Could I have done this on my own and meant it? No. If there's one thing I've learned about myself it's that my love for people runs out. But His love never does and when I drink from His well, there is always enough love to go around. His Love is powerful and I'm so glad that I can have it too.

Matthew 6:14 "Yes, if you forgive others for their sins, your Father in heaven will also forgive you for your sins. But if you do not forgive others, your Father in heaven will not forgive your sins." --Jesus

Monday, November 5, 2007

Rock Steady

I love that phrase. I know it's from an Aretha Franklin song but here's the juicy on that. (In my opinion) Nothing makes me wanna Rock Steady on life more than, not just knowing Jesus, but knowing that He's crazy abut me. ME! (And I know me...and I often feel like "Woah is me.")
I still can't grasp this. I don't think I ever will until I meet Him. But today, I feel like I got some revelation about something that I was actually praying for the opposite of. Nevertheless found myself reading in His Word a Truth that set me free. All I can say is that finding oneself content in Him has got to be one of the greatest blessings outside of Salvation. He IS my Rock that keeps me Steady. Rock On.

Psalm 19:14 "I hope my words and thoughts please you. Lord, you are my Rock, the one who saves me."

Thursday, November 1, 2007

How will I know?

Something that truly concerns me...
My roommate was raised on a farm. She said once that if you were to look at just the face of a sheep and the face of a goat they are really quite similar. This got me thinking about the time I stayed on a friends farm. I went out into the fields to walk them alone and found myself wondering the difference between which were wheat and which were tares. It was hard to tell.
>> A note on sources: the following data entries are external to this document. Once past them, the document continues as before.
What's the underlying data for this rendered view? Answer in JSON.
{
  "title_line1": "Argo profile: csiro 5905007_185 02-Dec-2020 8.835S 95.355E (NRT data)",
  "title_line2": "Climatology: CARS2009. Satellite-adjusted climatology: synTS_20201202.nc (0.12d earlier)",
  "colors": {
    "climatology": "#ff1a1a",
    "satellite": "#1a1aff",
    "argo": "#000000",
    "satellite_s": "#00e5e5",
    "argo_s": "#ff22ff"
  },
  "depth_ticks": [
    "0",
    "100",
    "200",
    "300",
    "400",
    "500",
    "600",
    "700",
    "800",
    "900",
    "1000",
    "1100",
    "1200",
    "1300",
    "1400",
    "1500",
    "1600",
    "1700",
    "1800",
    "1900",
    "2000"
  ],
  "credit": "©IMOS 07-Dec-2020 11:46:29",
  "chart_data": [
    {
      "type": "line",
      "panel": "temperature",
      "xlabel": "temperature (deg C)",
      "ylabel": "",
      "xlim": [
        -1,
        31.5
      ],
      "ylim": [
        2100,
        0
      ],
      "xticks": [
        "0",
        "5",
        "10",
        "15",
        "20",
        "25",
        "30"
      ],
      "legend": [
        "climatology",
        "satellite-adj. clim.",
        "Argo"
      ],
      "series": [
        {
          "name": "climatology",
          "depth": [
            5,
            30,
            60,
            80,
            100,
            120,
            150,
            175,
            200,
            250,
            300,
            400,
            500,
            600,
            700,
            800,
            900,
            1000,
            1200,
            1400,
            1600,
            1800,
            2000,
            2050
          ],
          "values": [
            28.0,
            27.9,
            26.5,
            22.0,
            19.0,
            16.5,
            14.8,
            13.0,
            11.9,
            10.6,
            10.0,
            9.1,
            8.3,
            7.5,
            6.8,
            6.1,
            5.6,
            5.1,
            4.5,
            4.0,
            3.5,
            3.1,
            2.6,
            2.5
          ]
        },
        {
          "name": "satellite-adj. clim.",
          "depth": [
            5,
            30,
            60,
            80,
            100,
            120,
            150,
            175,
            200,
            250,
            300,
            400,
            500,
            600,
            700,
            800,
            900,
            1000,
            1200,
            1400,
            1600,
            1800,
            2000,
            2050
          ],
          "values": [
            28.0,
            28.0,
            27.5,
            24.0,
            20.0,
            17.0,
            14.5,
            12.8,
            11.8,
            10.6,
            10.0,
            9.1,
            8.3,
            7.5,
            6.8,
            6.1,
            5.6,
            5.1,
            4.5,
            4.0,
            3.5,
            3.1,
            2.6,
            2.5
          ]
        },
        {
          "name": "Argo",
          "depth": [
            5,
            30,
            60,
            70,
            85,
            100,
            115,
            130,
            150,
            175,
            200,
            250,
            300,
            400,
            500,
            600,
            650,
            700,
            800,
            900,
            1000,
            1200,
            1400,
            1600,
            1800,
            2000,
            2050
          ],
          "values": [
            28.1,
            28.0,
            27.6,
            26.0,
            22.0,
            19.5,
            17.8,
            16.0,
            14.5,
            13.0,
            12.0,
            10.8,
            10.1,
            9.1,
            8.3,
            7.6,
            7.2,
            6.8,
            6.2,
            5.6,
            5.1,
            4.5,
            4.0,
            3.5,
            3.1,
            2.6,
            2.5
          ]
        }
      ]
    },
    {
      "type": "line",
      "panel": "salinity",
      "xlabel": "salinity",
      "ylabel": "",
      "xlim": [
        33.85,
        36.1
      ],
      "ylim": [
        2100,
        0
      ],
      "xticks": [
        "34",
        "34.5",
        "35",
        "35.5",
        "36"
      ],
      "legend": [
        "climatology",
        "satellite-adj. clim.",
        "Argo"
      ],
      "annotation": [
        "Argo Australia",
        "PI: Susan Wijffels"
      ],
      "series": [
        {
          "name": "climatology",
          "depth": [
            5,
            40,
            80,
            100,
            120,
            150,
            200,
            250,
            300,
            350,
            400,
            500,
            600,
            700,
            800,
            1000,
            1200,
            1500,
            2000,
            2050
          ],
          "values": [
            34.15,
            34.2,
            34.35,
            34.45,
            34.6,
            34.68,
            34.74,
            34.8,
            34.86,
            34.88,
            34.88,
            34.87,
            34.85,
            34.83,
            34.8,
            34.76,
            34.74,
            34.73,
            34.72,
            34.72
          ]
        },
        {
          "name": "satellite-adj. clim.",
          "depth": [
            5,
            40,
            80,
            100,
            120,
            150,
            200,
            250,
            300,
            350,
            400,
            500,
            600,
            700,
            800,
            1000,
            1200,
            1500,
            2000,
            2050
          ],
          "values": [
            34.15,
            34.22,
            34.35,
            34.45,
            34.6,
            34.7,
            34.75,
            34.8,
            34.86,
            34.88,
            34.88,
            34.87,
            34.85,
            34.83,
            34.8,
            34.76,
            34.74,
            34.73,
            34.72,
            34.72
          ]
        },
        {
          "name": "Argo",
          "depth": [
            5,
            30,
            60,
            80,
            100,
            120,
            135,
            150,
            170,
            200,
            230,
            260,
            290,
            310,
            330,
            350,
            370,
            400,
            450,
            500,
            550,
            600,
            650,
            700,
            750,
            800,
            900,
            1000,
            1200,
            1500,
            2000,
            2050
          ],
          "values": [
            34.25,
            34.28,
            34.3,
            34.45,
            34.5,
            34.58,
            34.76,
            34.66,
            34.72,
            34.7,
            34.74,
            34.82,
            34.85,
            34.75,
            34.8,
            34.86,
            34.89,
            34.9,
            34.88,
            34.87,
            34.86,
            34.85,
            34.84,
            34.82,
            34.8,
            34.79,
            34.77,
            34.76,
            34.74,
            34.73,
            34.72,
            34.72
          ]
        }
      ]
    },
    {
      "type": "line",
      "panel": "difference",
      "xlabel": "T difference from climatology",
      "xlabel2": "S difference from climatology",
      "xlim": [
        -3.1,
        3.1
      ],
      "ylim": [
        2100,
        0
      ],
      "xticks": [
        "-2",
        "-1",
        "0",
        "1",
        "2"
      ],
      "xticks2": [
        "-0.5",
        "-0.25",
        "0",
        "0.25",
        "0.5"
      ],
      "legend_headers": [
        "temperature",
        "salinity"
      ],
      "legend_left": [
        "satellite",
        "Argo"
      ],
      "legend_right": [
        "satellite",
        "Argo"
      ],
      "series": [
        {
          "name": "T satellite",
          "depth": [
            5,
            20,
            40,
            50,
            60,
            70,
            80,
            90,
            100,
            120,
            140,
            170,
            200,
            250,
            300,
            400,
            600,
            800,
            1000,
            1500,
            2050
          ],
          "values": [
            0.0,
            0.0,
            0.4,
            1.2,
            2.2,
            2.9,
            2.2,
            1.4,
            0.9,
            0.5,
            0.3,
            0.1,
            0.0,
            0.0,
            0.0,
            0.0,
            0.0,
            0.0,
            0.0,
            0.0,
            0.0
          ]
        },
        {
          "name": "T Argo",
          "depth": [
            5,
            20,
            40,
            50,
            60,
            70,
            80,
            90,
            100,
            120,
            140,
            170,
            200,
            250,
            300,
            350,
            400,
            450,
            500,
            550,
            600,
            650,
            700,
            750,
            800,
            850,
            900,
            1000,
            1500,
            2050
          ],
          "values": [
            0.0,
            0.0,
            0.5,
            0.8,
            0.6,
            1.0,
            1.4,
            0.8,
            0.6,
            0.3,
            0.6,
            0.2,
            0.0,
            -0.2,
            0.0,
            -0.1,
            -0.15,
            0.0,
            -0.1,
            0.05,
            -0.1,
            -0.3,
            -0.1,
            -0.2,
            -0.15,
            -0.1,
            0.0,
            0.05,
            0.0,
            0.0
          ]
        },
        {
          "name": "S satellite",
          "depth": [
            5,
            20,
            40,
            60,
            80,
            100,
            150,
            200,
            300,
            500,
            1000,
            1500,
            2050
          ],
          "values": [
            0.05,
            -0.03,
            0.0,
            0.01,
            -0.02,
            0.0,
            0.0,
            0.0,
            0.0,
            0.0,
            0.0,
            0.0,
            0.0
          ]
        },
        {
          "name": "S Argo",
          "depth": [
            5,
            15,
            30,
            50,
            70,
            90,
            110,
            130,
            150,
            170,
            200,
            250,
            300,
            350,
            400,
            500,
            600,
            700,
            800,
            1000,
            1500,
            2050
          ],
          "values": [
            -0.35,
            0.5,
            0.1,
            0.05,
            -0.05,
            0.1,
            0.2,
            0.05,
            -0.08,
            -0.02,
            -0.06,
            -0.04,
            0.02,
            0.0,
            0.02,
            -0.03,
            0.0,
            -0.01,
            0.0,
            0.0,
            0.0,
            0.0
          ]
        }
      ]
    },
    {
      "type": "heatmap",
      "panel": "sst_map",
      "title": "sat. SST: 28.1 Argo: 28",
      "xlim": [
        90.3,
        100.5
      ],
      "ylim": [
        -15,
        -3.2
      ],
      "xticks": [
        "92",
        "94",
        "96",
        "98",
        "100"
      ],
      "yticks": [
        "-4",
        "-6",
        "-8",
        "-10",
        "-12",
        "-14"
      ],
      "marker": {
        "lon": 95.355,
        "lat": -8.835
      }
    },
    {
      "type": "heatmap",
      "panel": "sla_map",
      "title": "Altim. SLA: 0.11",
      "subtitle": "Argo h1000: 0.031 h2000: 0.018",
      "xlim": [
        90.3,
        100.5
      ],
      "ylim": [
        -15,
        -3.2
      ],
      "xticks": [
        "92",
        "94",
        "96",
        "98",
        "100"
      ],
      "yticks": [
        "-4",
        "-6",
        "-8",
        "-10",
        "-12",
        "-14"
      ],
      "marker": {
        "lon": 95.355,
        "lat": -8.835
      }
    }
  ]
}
I have times where I sense an urgency within myself about something and I'm not quite sure what it is, but I know that it's a spiritual urgency. I have for the first time this year begun to ask myself a scary question. "How do I know if I am a sheep or a goat?" "How do I know that I am a wheat and not a tare?" How do we know these things if they are so similar? How do I really know if I really love God for the right reasons?

My brain feels so cramped by these thoughts, that I don't think I can write more on this subject...at least not yet, but one thing is for sure, I must pursue the answer.